Asima Chatterjee was born on September 23, 1917, in Calcutta. Her Father Indra Narayan Murthy was a doctor and was extremely supportive of Asima’s education at a time when girls were married off as soon as they stepped into adolescence. Asima’s father loved botany and this was where she developed her interest in medicine. She was an excellent student who completed her schooling in Calcutta and subsequently enrolled at Scottish Church College, University of Calcutta, and graduated with honours in chemistry in the year 1936. She went on to obtain a master’s degree in organic chemistry from the University of Calcutta, further completing a doctoral degree there in 1944. Her doctoral research focused on the chemistry of plant products and synthetic organic chemistry. During these days, she worked along with renowned chemists, Prafulla Chandra Ray and the famous physicist Satyendra Nath Bose. Additionally, she had research experience from the University of Wisconsin, Madison and Caltech and became the first Indian woman to earn a Doctorate in Science.
Asima Chatterjee dedicated most of her life to research. During this period of time, she came across a number of difficulties such as not being able to gather sufficient funds for her research work. However, she did not let these difficulties become setbacks, rather considered them her stepping stones towards a better tomorrow. Her most notable work in the field of chemistry includes her research on vinca development of antiepileptic and anti-malarial drugs. She dedicated 40 years of her time to research on cancer and anticancer growth drugs and studied a group of compounds called ‘alkaloids’ which even today are used in chemotherapy for cancer patients.
During her course of life, her groundbreaking work was widely recognized and she was conferred with several prestigious awards.
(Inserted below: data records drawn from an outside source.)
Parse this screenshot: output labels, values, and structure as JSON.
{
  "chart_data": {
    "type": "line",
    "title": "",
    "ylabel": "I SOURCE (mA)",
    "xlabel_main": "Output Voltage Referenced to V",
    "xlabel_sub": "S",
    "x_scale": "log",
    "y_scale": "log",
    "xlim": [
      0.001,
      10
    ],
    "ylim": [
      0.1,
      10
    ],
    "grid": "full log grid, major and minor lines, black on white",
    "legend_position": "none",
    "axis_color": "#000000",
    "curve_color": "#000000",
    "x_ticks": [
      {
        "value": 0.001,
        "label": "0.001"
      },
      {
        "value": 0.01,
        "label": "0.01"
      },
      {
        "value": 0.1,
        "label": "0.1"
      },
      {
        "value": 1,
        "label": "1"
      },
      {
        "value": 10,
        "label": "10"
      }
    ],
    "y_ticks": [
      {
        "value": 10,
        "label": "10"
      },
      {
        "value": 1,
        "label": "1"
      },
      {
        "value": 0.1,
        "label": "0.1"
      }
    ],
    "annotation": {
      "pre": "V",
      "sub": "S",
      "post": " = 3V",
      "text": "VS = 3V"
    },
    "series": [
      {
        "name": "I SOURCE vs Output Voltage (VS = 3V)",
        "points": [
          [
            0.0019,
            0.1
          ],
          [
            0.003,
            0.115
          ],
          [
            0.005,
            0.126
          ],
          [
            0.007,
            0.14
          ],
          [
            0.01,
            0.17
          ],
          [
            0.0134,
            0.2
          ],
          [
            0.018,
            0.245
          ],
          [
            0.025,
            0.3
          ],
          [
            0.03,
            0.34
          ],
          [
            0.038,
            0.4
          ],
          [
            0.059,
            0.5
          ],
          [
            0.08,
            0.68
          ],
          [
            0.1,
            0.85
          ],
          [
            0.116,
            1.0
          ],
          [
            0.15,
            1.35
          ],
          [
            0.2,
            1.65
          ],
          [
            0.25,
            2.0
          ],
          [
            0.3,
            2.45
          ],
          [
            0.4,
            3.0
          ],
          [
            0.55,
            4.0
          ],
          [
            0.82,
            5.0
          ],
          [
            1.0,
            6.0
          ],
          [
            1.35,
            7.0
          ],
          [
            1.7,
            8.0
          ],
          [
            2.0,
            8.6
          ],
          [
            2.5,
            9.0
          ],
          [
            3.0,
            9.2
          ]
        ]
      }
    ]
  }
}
In 1961 she became the first female recipient of the Shanti Swarup Bhatnagar award, in 1975 she was honoured with India’s highest award, Padma Bhushan and became the first female to be elected as the General President of the Indian Science Congress Association.
Her famous words were “I wish to work as long as I live”. Let us all continue to work with the same enthusiasm and zeal as that of Dr Asima Chatterjee strived toward a common goal of creating many more opportunities for young girls and women in the field of science, technology and research.